The southeastern United States will be the first to see price rises at the pump due to the supply disruption caused by the shutdown - and demand has already picked up as drivers fill their tanks, industry experts said.

Areas including Mississippi, Tennessee and the East Coast from Georgia into Delaware are most likely to experience limited fuel availability and price increases as early as this week, said AAA spokeswoman Jeanette McGee, adding that those states may see prices increase 3 to 7 cents this week.

"The shorter the pipeline shutdown, the better news for motorists," McGee said.

Parts of Florida, Georgia, Alabama, South Carolina, North Carolina, and Tennessee rely on the line for their fuel supplies and some of them suffered acute localized shortages and spikes in prices at the pump during previous shutdowns. Airlines in the region would also be vulnerable to a prolonged outage, said Tom Kloza, founder of the Oil Price Information Service.

"I went to five stations before I found a station that had premium only," said Katina Willey, 48, in Milton, Florida. "My husband had the same issue this morning trying to fill up for the week. There were lines at three of the five stations I tried."
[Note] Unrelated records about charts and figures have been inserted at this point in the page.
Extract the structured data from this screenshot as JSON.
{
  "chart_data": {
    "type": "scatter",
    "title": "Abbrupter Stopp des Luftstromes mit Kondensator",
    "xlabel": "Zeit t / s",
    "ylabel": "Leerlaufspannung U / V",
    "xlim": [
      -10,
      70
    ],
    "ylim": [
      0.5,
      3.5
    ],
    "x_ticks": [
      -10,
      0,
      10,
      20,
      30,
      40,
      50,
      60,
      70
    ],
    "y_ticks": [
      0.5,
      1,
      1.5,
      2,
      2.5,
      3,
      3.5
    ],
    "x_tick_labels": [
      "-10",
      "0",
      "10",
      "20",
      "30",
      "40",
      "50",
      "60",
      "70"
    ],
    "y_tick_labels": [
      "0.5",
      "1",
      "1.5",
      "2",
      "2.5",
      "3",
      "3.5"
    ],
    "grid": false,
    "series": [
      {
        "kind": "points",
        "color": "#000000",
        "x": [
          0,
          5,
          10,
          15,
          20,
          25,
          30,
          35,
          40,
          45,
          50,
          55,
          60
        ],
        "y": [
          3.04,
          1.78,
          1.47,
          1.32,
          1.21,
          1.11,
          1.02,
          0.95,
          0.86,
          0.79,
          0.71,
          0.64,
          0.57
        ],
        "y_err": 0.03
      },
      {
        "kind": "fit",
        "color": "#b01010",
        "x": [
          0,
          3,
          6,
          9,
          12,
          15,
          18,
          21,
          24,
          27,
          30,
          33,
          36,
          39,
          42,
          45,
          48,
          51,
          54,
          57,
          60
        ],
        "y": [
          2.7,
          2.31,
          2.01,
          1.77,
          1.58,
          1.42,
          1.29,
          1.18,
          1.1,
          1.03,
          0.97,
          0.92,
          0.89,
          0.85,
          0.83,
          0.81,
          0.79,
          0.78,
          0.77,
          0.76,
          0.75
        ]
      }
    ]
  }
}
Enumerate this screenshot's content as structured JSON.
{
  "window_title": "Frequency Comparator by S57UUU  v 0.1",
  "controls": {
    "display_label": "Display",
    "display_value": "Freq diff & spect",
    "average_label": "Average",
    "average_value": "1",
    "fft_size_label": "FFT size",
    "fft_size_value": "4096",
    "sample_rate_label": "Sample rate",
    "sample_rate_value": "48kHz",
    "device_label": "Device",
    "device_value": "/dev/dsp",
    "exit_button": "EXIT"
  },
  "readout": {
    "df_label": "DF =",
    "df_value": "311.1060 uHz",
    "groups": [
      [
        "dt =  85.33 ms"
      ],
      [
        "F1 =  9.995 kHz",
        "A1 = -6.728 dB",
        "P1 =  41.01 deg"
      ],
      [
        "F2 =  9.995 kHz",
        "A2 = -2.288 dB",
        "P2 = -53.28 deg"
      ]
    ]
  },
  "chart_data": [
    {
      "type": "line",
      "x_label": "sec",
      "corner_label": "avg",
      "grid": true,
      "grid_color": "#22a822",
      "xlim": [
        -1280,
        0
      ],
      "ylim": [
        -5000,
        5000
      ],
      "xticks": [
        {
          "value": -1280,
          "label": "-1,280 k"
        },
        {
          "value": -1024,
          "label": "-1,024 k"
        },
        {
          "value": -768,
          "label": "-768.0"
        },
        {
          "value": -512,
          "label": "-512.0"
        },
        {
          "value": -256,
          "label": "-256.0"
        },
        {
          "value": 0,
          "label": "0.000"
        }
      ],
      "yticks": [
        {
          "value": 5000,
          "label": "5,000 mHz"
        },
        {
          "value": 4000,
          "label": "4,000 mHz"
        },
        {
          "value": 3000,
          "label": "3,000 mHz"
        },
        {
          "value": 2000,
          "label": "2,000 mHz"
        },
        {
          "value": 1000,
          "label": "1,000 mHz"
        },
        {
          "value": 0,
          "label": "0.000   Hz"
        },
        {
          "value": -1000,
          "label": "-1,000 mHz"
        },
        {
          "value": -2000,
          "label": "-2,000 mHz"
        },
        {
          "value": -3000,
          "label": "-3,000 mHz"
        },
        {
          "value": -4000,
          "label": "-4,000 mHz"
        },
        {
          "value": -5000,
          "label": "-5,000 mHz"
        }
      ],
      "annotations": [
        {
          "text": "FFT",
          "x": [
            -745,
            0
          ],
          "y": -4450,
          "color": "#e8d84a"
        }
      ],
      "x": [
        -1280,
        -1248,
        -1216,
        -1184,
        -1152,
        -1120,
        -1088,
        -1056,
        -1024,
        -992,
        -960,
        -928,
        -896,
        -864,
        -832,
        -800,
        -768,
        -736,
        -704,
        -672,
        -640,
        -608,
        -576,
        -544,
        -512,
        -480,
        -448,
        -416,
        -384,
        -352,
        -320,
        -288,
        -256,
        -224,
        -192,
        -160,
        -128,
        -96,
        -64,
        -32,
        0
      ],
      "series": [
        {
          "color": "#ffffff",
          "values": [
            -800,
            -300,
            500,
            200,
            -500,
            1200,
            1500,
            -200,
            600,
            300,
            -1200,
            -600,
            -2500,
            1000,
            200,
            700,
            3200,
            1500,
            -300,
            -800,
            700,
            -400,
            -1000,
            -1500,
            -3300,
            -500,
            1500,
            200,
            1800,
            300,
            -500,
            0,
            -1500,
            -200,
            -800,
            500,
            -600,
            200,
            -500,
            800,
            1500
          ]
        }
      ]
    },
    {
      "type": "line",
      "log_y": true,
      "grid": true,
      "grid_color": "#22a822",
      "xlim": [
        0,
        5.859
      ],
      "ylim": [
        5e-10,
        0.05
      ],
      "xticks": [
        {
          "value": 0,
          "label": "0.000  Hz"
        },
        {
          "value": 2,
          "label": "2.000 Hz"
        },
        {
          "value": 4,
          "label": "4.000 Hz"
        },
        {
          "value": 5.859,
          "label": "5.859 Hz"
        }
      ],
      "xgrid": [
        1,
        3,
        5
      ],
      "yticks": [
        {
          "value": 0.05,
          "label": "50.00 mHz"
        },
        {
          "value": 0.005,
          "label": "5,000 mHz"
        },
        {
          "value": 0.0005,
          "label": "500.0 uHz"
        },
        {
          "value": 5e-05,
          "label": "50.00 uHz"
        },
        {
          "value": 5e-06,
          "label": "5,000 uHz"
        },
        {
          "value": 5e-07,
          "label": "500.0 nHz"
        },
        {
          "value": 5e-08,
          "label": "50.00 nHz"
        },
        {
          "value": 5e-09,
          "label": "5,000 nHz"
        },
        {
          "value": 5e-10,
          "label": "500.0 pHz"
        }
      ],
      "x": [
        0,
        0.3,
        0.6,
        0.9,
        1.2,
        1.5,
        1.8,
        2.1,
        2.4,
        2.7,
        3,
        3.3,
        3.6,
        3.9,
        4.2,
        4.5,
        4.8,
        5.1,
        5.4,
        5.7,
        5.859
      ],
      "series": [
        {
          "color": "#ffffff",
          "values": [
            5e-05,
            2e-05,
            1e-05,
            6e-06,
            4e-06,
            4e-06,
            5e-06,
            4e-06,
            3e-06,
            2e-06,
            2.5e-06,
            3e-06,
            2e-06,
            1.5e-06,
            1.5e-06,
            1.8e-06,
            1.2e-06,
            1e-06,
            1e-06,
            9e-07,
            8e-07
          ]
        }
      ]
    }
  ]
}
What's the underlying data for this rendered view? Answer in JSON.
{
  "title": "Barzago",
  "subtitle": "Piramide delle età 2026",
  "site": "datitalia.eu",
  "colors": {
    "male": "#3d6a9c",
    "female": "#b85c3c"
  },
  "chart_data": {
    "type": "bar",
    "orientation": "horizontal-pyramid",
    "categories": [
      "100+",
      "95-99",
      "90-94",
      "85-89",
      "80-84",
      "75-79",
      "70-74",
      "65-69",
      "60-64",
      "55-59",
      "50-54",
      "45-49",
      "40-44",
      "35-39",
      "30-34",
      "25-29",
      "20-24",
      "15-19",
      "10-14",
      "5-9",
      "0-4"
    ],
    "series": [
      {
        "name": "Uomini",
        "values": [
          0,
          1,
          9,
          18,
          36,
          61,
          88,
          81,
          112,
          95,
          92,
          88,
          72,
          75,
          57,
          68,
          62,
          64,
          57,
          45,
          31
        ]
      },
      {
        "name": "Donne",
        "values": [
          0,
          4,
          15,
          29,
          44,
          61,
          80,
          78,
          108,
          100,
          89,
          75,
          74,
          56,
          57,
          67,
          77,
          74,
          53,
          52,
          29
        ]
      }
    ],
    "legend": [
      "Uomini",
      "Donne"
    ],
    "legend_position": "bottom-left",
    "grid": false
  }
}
U.S. gasoline demand is picking up as more people are vaccinated against COVID-19 and begin to travel more. The peak demand summer driving season begins at the end of May.

Experts also urged drivers to avoid panic buying.

"Motorists are well advised not to strain the system by filling up or beating price adjustments - for they may make the problem much more severe," said Patrick DeHaan, head of petroleum analysis at fuel tracking firm GasBuddy.